I have been struggling with this question for several days.

What is the age of an object stored in a cache. In particular, I am wondering about Cloud Front. If I specify

Cache-Control: max-age=60, public

when I upload it at T = N, and then 10 minutes go by, is the official age of my entity 600 seconds? In other words, is the age of an entity NOW - T?

For example, if I push a file into S3 with an expiration date of 30 minutes, and then I do not push a new version of it for for 1 week, will Cloud Front re-validate (GET If-Modified-Since) that entity on every request? Or will it re-validate the entity every 30 minutes and set the age back to 0 after each re-validation?

I have looked here for a definition of age, but I am not quite sure what the answer is:

http://www.w3.org/Protocols/rfc2616/rfc2616-sec13.html

Was it helpful?

Solution

The max-age directive specifies the time, in seconds, after which the client should consider that the content at the given URL is invalid.
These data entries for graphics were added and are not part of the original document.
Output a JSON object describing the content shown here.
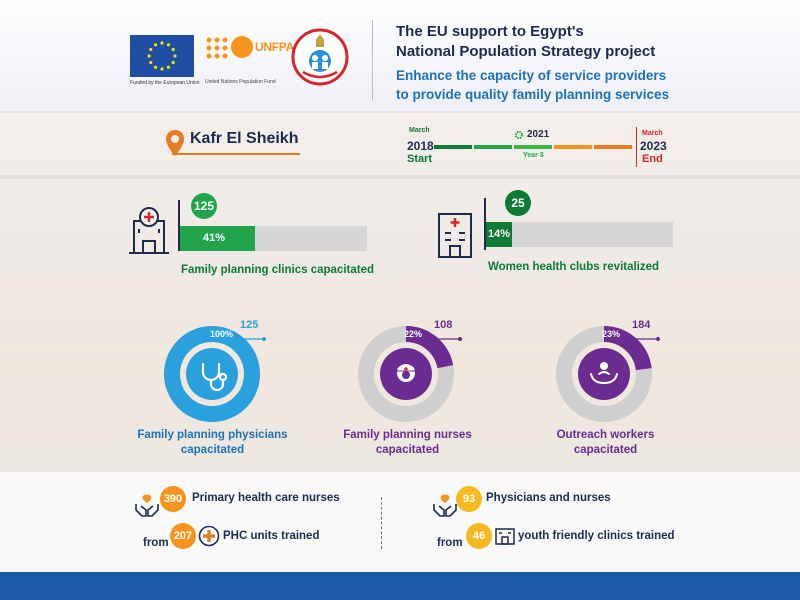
{
  "header": {
    "eu_caption": "Funded by the European Union",
    "unfpa_word": "UNFPA",
    "unfpa_caption": "United Nations Population Fund",
    "title_line1": "The EU support to Egypt's",
    "title_line2": "National Population Strategy project",
    "subtitle_line1": "Enhance the capacity of service providers",
    "subtitle_line2": "to provide quality family planning services"
  },
  "location": {
    "name": "Kafr El Sheikh"
  },
  "timeline": {
    "start_month": "March",
    "start_year": "2018",
    "start_label": "Start",
    "current_year": "2021",
    "current_label": "Year 3",
    "end_month": "March",
    "end_year": "2023",
    "end_label": "End",
    "progress_fraction": 0.6
  },
  "clinics": {
    "count": "125",
    "percent": "41%",
    "percent_value": 41,
    "label": "Family planning clinics capacitated"
  },
  "clubs": {
    "count": "25",
    "percent": "14%",
    "percent_value": 14,
    "label": "Women health clubs revitalized"
  },
  "rings": [
    {
      "count": "125",
      "percent": "100%",
      "percent_value": 100,
      "label_line1": "Family planning physicians",
      "label_line2": "capacitated",
      "color": "#2aa1dc",
      "icon": "stethoscope-icon"
    },
    {
      "count": "108",
      "percent": "22%",
      "percent_value": 22,
      "label_line1": "Family planning nurses",
      "label_line2": "capacitated",
      "color": "#6a2c91",
      "icon": "nurse-icon"
    },
    {
      "count": "184",
      "percent": "23%",
      "percent_value": 23,
      "label_line1": "Outreach workers",
      "label_line2": "capacitated",
      "color": "#6a2c91",
      "icon": "family-care-icon"
    }
  ],
  "bottom": {
    "left_count1": "390",
    "left_text1": "Primary health care nurses",
    "left_from": "from",
    "left_count2": "207",
    "left_text2": "PHC units trained",
    "right_count1": "93",
    "right_text1": "Physicians and nurses",
    "right_from": "from",
    "right_count2": "46",
    "right_text2": "youth friendly clinics trained"
  },
  "colors": {
    "navy": "#1d2b4f",
    "blue": "#1d72b8",
    "green": "#21a54a",
    "dark_green": "#0d7a36",
    "orange": "#f7941d",
    "purple": "#6a2c91",
    "cyan": "#2aa1dc",
    "footer": "#1a5aa6"
  }
}
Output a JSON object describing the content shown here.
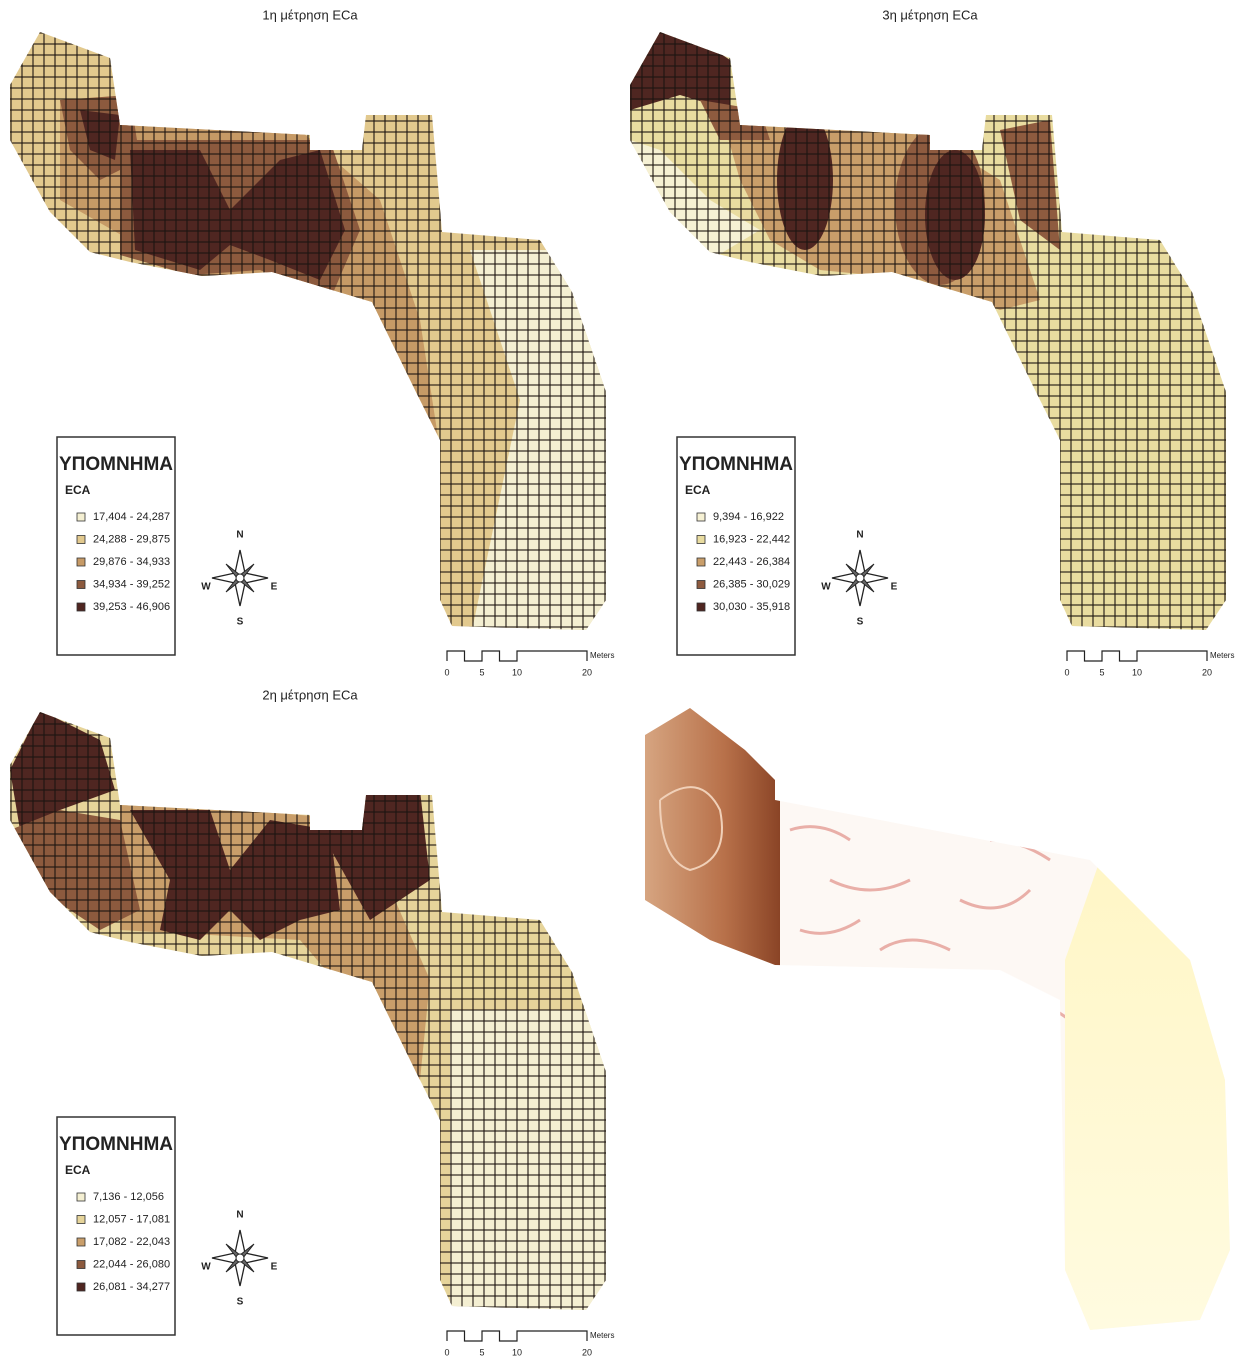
{
  "maps": [
    {
      "title": "1η μέτρηση ECa",
      "legend": {
        "heading": "ΥΠΟΜΝΗΜΑ",
        "field": "ECA",
        "classes": [
          "17,404 - 24,287",
          "24,288 - 29,875",
          "29,876 - 34,933",
          "34,934 - 39,252",
          "39,253 - 46,906"
        ],
        "colors": [
          "#f4efd2",
          "#e2c98e",
          "#c69a66",
          "#8c5a3e",
          "#4f2621"
        ]
      },
      "compass": {
        "n": "N",
        "e": "E",
        "s": "S",
        "w": "W"
      },
      "scale": {
        "ticks": [
          0,
          5,
          10,
          20
        ],
        "unit": "Meters"
      }
    },
    {
      "title": "3η μέτρηση ECa",
      "legend": {
        "heading": "ΥΠΟΜΝΗΜΑ",
        "field": "ECA",
        "classes": [
          "9,394 - 16,922",
          "16,923 - 22,442",
          "22,443 - 26,384",
          "26,385 - 30,029",
          "30,030 - 35,918"
        ],
        "colors": [
          "#f6f1d4",
          "#e9dca0",
          "#c99e6a",
          "#8e5b3f",
          "#4f2621"
        ]
      },
      "compass": {
        "n": "N",
        "e": "E",
        "s": "S",
        "w": "W"
      },
      "scale": {
        "ticks": [
          0,
          5,
          10,
          20
        ],
        "unit": "Meters"
      }
    },
    {
      "title": "2η μέτρηση ECa",
      "legend": {
        "heading": "ΥΠΟΜΝΗΜΑ",
        "field": "ECA",
        "classes": [
          "7,136 - 12,056",
          "12,057 - 17,081",
          "17,082 - 22,043",
          "22,044 - 26,080",
          "26,081 - 34,277"
        ],
        "colors": [
          "#f4efd2",
          "#e6d49a",
          "#c99e6a",
          "#8c5a3e",
          "#4f2621"
        ]
      },
      "compass": {
        "n": "N",
        "e": "E",
        "s": "S",
        "w": "W"
      },
      "scale": {
        "ticks": [
          0,
          5,
          10,
          20
        ],
        "unit": "Meters"
      }
    }
  ]
}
This means that if you have a max-age of 10 minutes, get the resource at instant t, then if you need the content at t + 9 minutes for instance, it will not be fetched. But its expiry date remains unchanged on the client side.

Which means at any instant after t + 10 minutes, the content will be fetched again, and its expiry time recalculated (since it may have changed in the meanwhile).

At least, that is how clients should operate.

max-age=0 is the equivalent of "always fetch that resource again".